Alcuni di loro sono rimasti rinchiusi per oltre 48 ore in un’area colpita dai pesanti scontri senza avere accesso al cibo.

Coloro che sono stati rilasciati non hanno avuto altra scelta se non quella di fuggire nei quartieri vicini correndo il rischio di essere vittime del fuoco incrociato.

Questo è quanto ha dichiarato Ibrahim Younis, Capomissione in Libia della Ong:

«I recenti scontri dimostrano come la Libia non sia un luogo sicuro per i migranti, rifugiati e richiedenti asilo. Molti sono fuggiti da paesi devastati dalla guerra o hanno trascorso mesi detenuti in condizioni orribili nelle mani dei trafficanti di esseri umani prima di essere trasferiti in questi centri di detenzione.Queste persone, già estremamente vulnerabili, si trovano adesso intrappolate in un altro conflitto senza la possibilità di fuggire. Non dovrebbero essere prigionieri semplicemente perché cercavano sicurezza o una vita migliore. Dovrebbero essere immediatamente rilasciati ed evacuati in un paese sicuro.»

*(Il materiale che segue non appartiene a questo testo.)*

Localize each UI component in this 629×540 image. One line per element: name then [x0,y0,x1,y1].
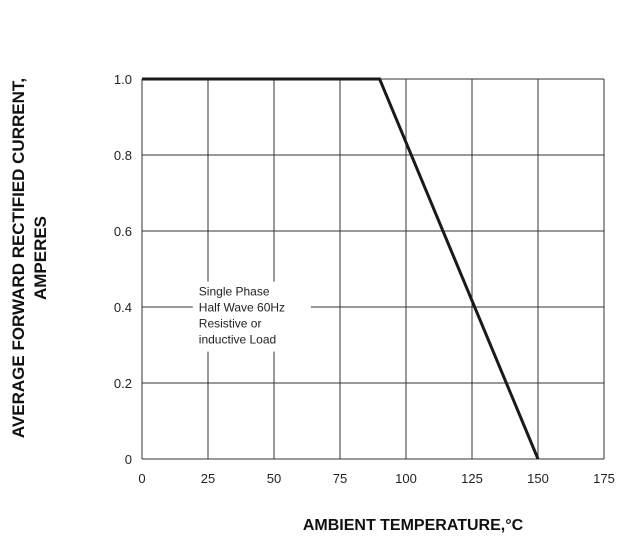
annotation-line-0: Single Phase [199,285,270,299]
x-tick-label-4: 100 [395,471,417,486]
x-tick-label-0: 0 [138,471,145,486]
y-axis-title-line-0: AVERAGE FORWARD RECTIFIED CURRENT, [9,78,28,438]
y-tick-label-4: 0.8 [114,148,132,163]
x-tick-label-5: 125 [461,471,483,486]
grid [141,78,605,460]
annotation: Single Phase Half Wave 60Hz Resistive or in… [192,281,311,352]
series-layer [142,77,540,460]
x-tick-label-1: 25 [201,471,215,486]
series-line-0 [142,77,540,460]
axis-titles: AMBIENT TEMPERATURE,°C AVERAGE FORWARD RE… [9,78,524,534]
x-axis-title: AMBIENT TEMPERATURE,°C [303,517,524,534]
y-tick-label-5: 1.0 [114,72,132,87]
x-tick-labels: 0 25 50 75 100 125 150 175 [138,471,614,486]
y-tick-label-1: 0.2 [114,376,132,391]
annotation-line-2: Resistive or [199,317,262,331]
x-tick-label-2: 50 [267,471,281,486]
x-tick-label-6: 150 [527,471,549,486]
annotation-line-1: Half Wave 60Hz [199,301,285,315]
y-tick-label-3: 0.6 [114,224,132,239]
y-tick-label-2: 0.4 [114,300,132,315]
x-tick-label-7: 175 [593,471,615,486]
y-tick-label-0: 0 [125,452,132,467]
annotation-line-3: inductive Load [199,333,276,347]
y-tick-labels: 0 0.2 0.4 0.6 0.8 1.0 [114,72,132,467]
x-tick-label-3: 75 [333,471,347,486]
y-axis-title-line-1: AMPERES [31,216,50,300]
annotation-background [192,281,311,352]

Adesso, per l'Italia e l'Europa, si pone di nuovo, ed in maniera più pressante rispetto a prima la questione migranti, sia in relazione alla lor presenza in Libia, sia in relazione agli aiuti in mare.

Infatti, non è illogico ritenere che il caos potrebbe far di nuovo aumentare il numero di coloro che cercheranno di fuggire dall'Africa attraverso il Mediterraneo.